Monday, October 19, 2009
Embargo Collective
Embargo is an adventure into rule-based filmmaking by seven indigenous filmmakers, urged away from their familiar styles and genres into unexplored territory. Attracting some of the most accomplished filmmakers in the festival, each met their own challenge in their own way - not always with success. I was very sorry to miss the first two films, especially because the tail end of the second, Helen Haig-Brown's "The Cave", was visually spectacular and kinetic even without the setup.
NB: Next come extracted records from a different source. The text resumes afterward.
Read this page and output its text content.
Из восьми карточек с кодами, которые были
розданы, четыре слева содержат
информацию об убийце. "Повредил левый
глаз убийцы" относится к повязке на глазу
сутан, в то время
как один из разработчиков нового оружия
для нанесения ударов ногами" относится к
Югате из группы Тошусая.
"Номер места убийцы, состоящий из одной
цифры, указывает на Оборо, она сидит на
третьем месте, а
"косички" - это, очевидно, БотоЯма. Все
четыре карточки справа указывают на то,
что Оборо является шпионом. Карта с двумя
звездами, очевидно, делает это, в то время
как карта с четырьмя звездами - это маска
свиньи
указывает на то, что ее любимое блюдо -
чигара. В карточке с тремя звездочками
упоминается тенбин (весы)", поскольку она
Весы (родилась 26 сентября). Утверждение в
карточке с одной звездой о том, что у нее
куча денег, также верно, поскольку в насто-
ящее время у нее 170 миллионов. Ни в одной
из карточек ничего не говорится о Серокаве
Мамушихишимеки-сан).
Documentary specialist Lisa Jackson ventured into musical territory with "Savage", which follows a mother's kitchen-table lament with a covert residential-school zombie dance a la "Thriller". Sadly, the parts neither cohere nor feel fully realized on their own. Taika Waititi's "White Tiger" got the biggest reaction of the night with its self-referential mockery of tradition fetishism, although it did have to break if not flaunt the program's rules to do so. Naughty naughty. Sterlin Harjo's "Three Little Boys" follows a group of kids on a reluctant trip to church; the film is the most dramatically fluid of the program, but the slice-of-life ambiguity of the ending is frustrating, and the nods to iconoclasm impossibly mild. "b. Dreams" drags Blackhorse Lowe kicking and screaming into the realm of romantic comedy, and while he provides some inspired situations, he ultimately suffers from a lack of comic timing. No such problem with "First Contact"; Rima Tamou's endearing shaggy-dog tale features two Girrimae brothers whose hilarious banter leaps language barriers and more than makes up for a rather abrupt ending.